Avant que les quatre astronautes de la mission Artemis II n'atteignent la Lune, les équipes de la Nasa se sont réunies dans la célèbre salle de contrôle de Houston pour immortaliser un moment de joie, malgré une année éprouvante pour la science américaine.
Depuis son retour au pouvoir, le président Donald Trump a mis sous pression le monde scientifique, entraînant une réduction des budgets, la suspension de projets et de nombreuses suppressions de postes.
La mission Artemis II, qui voit des astronautes tourner autour de la Lune après plus de cinquante ans d'absence, fait figure de bouffée d'air frais pour la communauté scientifique. Selon Jacob Bleacher, directeur de l'exploration scientifique à la Nasa, cette mission représente un "grand moment positif" pour les équipes, qui ont sacrifié des mois, voire des années, de travail acharné.
La plupart des Américains, y compris de nombreux chercheurs de la Nasa, n'étaient pas encore nés lors des missions Apollo des années 60. La légende Apollo semblait appartenir au passé... jusqu'à maintenant.
"C'est tout simplement surréaliste", se réjouit Bleacher depuis le célèbre Centre spatial Johnson de Houston. "C'est la première chance pour ma génération de faire cela. J'espère que cela ouvre la voie à davantage d'explorations dans le système solaire par l'humanité".
Face à ce contexte difficile, où Trump a insisté pour que des astronautes foulent le sol lunaire avant la fin de son deuxième mandat en 2029, la Maison Blanche a tout de même proposé une réduction de 23% du budget de la Nasa, en diminuant considérablement le financement des projets scientifiques.
Comme beaucoup d'autres agences gouvernementales américaines, la Nasa est confrontée à de drastiques réductions de personnel. Clayton Swope, du Centre d'études stratégiques et internationales (CSIS), note que la réalisation d'Artemis II s'est faite "dans des conditions très difficiles".

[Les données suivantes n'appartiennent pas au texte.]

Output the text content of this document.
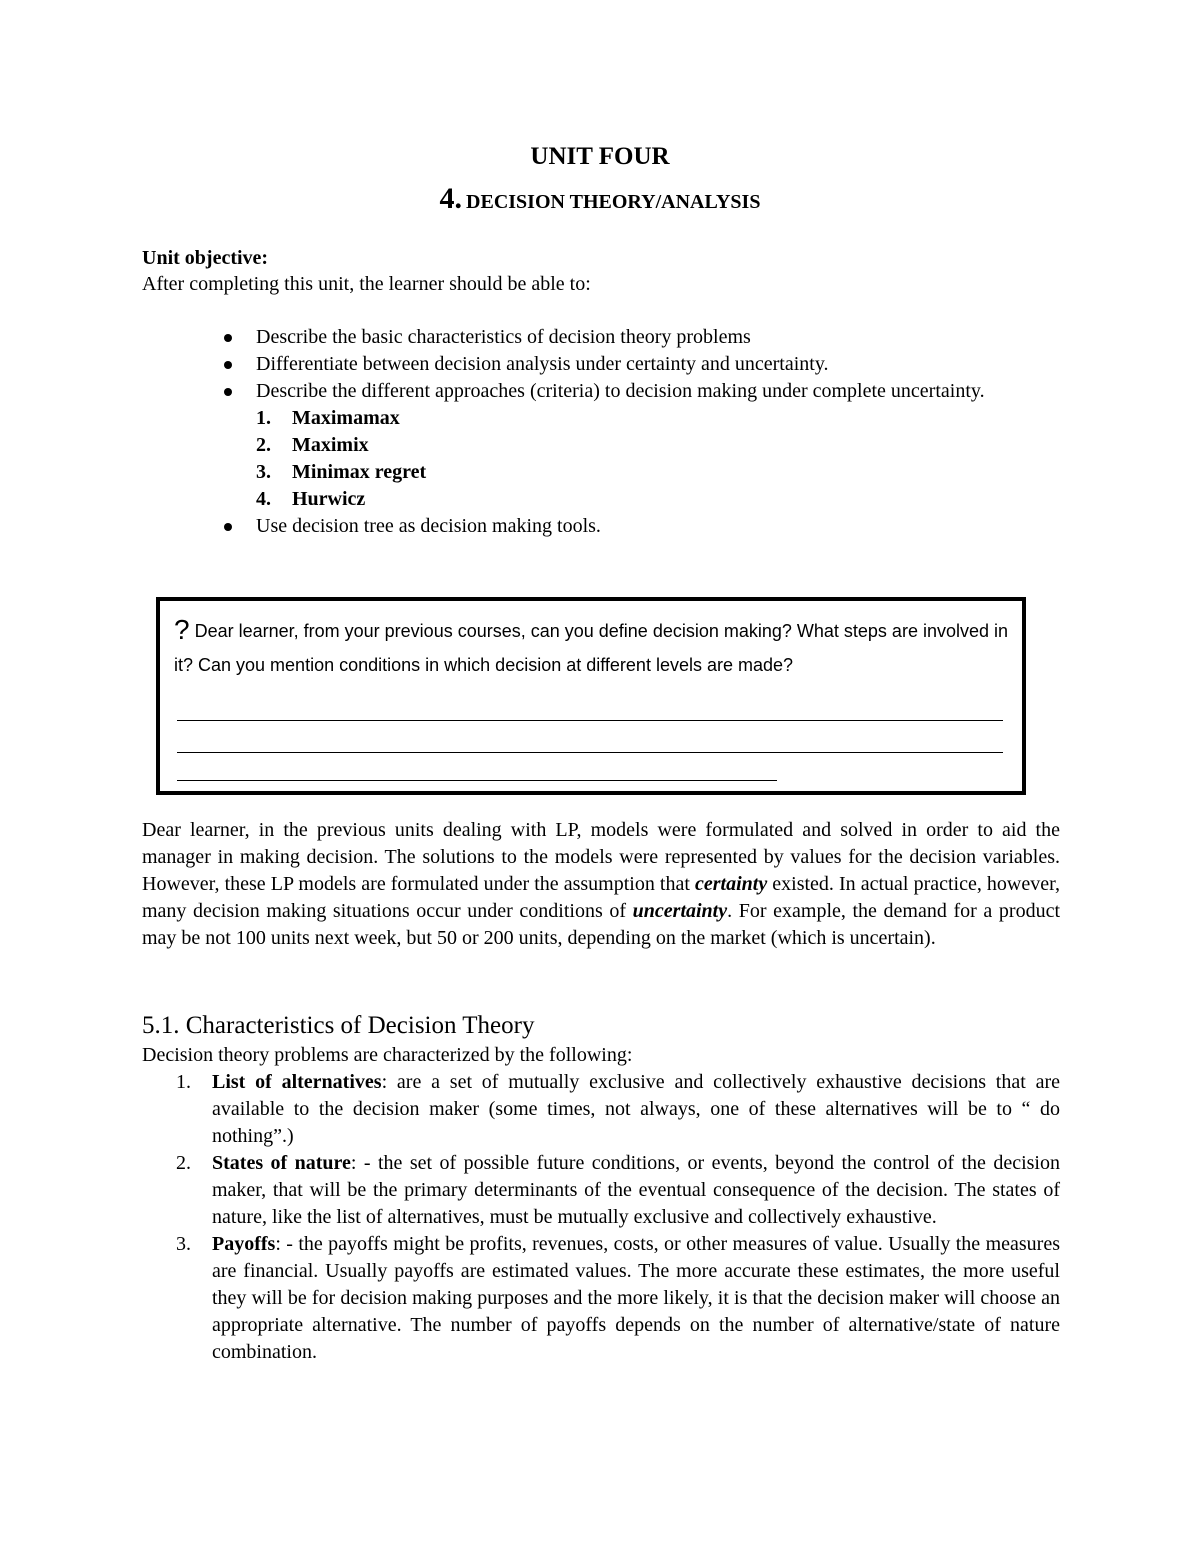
UNIT FOUR
4. DECISION THEORY/ANALYSIS
Unit objective:
After completing this unit, the learner should be able to:
Describe the basic characteristics of decision theory problems
Differentiate between decision analysis under certainty and uncertainty.
Describe the different approaches (criteria) to decision making under complete uncertainty.
1. Maximamax
2. Maximix
3. Minimax regret
4. Hurwicz
Use decision tree as decision making tools.
? Dear learner, from your previous courses, can you define decision making? What steps are involved in it? Can you mention conditions in which decision at different levels are made?

Dear learner, in the previous units dealing with LP, models were formulated and solved in order to aid the manager in making decision. The solutions to the models were represented by values for the decision variables. However, these LP models are formulated under the assumption that certainty existed. In actual practice, however, many decision making situations occur under conditions of uncertainty. For example, the demand for a product may be not 100 units next week, but 50 or 200 units, depending on the market (which is uncertain).

5.1. Characteristics of Decision Theory
Decision theory problems are characterized by the following:
1. List of alternatives: are a set of mutually exclusive and collectively exhaustive decisions that are available to the decision maker (some times, not always, one of these alternatives will be to “ do nothing”.)
2. States of nature: - the set of possible future conditions, or events, beyond the control of the decision maker, that will be the primary determinants of the eventual consequence of the decision. The states of nature, like the list of alternatives, must be mutually exclusive and collectively exhaustive.
3. Payoffs: - the payoffs might be profits, revenues, costs, or other measures of value. Usually the measures are financial. Usually payoffs are estimated values. The more accurate these estimates, the more useful they will be for decision making purposes and the more likely, it is that the decision maker will choose an appropriate alternative. The number of payoffs depends on the number of alternative/state of nature combination.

Néanmoins, le succès du lancement et le bon déroulement de la mission représentent "un véritable coup de pouce pour le moral" des équipes, selon Amanda Nahm, chercheuse à la Nasa. "Nous travaillons tous ici pour cela, et je pense que cela nous rappelle notre mission première : découvrir des choses nouvelles, tenter des expériences inédites", a-t-elle déclaré.
Régulièrement interrogés sur la portée de leur mission, les astronautes d'Artemis II redirigent souvent l'attention vers le travail de l'équipe de soutien. Le commandant Reid Wiseman évoque le sentiment d'être "porté" par l'équipe. "Nous avons suivi une formation exceptionnelle et avançons pas à pas. Je suis toujours impressionné par les capacités de cette équipe", résume-t-il.